4. Sur la demande reconventionnelle de dommages-intérêts
M. [N] [R] et Mme [I] [F] exposent que Mme [X] a fait opposition sur le prix de vente entre les mains du notaire, par acte extrajudiciaire, sans le moindre fondement juridique, aucun texte ne prévoyant une telle possibilité, de sorte qu’ils n’ont pu percevoir le prix de cession leur revenant, bloqué depuis octobre 2022.
Ils s’estiment en conséquence fondés à solliciter réparation du préjudice causé par l’indisponibilité de fonds dont ils n’ont pu jouir librement jusqu’à la décision du juge de l’exécution qui considère que la créance, si elle était due dans son principe, ne saurait excéder 112 721 euros notamment à raison de l’indexation prévue par la convention, à comparer à la demande de 216 246,69, préjudice qui peut être évalué à 7 500 euros.
En réponse, Mme [X] fait valoir que M. [R] ne peut s’en prendre qu’à son notaire ou à lui-même si ce dernier a refusé de débloquer les fonds, et qu’enfin elle a usé de la procédure de saisie conservatoire et a été accueillie en sa demande sans que M. [R] justifie d’aucun préjudice qui lui soit imputable, alors qu’elle ne fait qu’exercer ses droits.
Sur ce,
Compte tenu du sens de la décision, aucune faute de Mme [X], qui n’a fait que défendre ses intérêts dont le tribunal puis la cour ont reconnu successivement le bien fondé, n’est établie par les appelants.
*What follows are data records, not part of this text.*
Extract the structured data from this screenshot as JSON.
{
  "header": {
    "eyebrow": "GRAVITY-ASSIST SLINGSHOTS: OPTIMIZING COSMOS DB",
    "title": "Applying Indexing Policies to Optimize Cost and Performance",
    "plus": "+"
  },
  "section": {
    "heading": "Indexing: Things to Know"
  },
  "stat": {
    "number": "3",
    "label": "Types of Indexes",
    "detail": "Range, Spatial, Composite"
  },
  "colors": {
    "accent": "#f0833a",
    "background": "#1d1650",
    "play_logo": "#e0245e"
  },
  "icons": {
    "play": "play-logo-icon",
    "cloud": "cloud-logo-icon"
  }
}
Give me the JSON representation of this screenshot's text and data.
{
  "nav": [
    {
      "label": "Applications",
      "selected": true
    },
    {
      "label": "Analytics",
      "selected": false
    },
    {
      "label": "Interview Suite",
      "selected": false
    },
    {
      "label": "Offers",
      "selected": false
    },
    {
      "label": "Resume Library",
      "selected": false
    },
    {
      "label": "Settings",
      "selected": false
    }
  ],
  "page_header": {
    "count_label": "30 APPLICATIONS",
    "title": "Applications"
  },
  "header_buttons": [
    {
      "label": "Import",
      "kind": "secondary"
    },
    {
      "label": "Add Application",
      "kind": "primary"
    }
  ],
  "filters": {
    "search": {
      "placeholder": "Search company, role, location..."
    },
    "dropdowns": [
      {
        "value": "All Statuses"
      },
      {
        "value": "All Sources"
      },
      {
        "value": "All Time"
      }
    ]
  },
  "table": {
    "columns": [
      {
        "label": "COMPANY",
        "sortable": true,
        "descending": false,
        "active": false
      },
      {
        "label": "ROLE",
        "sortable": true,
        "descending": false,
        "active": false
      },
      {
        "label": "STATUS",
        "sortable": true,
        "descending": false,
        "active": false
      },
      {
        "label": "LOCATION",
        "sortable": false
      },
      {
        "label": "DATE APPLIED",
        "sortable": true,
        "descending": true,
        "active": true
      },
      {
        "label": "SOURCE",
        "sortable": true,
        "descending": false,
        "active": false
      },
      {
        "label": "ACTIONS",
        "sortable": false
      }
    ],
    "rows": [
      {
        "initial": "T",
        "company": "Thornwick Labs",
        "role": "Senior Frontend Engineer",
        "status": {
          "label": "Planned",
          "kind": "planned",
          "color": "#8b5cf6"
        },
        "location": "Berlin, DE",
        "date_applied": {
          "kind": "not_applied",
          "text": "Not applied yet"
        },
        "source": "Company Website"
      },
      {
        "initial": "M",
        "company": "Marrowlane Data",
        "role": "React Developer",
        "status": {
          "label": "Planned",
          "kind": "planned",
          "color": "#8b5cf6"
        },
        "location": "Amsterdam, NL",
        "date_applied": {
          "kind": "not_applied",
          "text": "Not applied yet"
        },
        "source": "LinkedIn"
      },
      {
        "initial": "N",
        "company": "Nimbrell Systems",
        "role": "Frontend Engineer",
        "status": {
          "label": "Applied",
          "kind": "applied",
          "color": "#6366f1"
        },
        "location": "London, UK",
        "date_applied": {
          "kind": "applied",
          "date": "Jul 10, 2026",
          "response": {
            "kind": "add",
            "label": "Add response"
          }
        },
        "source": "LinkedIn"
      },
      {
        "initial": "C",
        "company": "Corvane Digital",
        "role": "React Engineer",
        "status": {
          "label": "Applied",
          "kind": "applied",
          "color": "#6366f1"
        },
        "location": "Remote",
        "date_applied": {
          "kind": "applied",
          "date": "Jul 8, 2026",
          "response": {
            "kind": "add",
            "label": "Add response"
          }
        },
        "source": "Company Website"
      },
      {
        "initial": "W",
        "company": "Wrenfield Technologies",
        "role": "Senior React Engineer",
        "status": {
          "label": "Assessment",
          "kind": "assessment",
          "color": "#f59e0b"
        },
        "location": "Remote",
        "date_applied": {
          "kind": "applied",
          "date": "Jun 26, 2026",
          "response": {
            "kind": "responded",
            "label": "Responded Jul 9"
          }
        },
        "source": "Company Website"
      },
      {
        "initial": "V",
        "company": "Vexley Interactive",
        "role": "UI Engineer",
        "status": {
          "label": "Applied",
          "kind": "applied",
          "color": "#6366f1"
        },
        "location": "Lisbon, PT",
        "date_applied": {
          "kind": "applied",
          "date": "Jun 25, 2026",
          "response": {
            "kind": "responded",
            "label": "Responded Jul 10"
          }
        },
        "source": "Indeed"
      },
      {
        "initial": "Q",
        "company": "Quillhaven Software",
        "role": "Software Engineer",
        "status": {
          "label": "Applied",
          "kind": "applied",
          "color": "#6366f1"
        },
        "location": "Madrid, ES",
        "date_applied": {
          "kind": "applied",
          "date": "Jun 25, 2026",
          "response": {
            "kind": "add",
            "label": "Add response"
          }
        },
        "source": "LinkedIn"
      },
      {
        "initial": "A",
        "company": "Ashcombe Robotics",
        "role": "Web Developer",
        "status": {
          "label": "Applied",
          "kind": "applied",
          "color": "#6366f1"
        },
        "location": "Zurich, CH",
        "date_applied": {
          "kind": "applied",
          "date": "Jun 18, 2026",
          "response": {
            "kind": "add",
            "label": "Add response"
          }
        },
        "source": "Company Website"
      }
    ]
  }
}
Il convient donc de confirmer le jugement entrepris en ce qu’il a rejeté la demande de dommages-intérêts de M. [R] et de Mme [F].
5. Sur les demandes accessoires
En application des dispositions de l’article 696 du code de procédure civile, il convient de confirmer le jugement entrepris en ce qu’il a condamné in solidum M. [R] et Mme [F] aux dépens de première instance, y ajoutant, leur condamnation aux dépens de l’instance d’appel, avec faculté de recouvrement direct au profit de la SCP Crépin-Hertault, avocats.
En application des dispositions de l’article 700 dudit code, il convient de confirmer le jugement entrepris en ce qu’il a condamné in solidum M. [R] et Mme [F], y ajoutant, leur condamnation à payer à Mme [X] la somme prévue au dispositif de la présente décision.
M. [R] et Mme [F] sont déboutés de leur demande de ce chef.
PAR CES MOTIFS
La cour, statuant par mise à disposition au greffe, après débats publics, par arrêt contradictoire, en dernier ressort,
Statuant dans les limites de la dévolution,
Confirme le jugement entrepris en toutes ses dispositions querellées ;
Y ajoutant,
Condamne in solidum M. [N] [R] et Mme [I] [F] aux dépens de l’instance d’appel, avec faculté de recouvrement direct au profit de la SCP Crépin-Hertault, avocats ;
Condamne in solidum M. [N] [R] et Mme [I] [F] à payer à Mme [Y] [X] la somme de 3 000 euros sur le fondement des dispositions de l’article 700 du code de procédure civile ;
Déboute M. [N] [R] et Mme [I] [F] de leurs demandes de ce chef.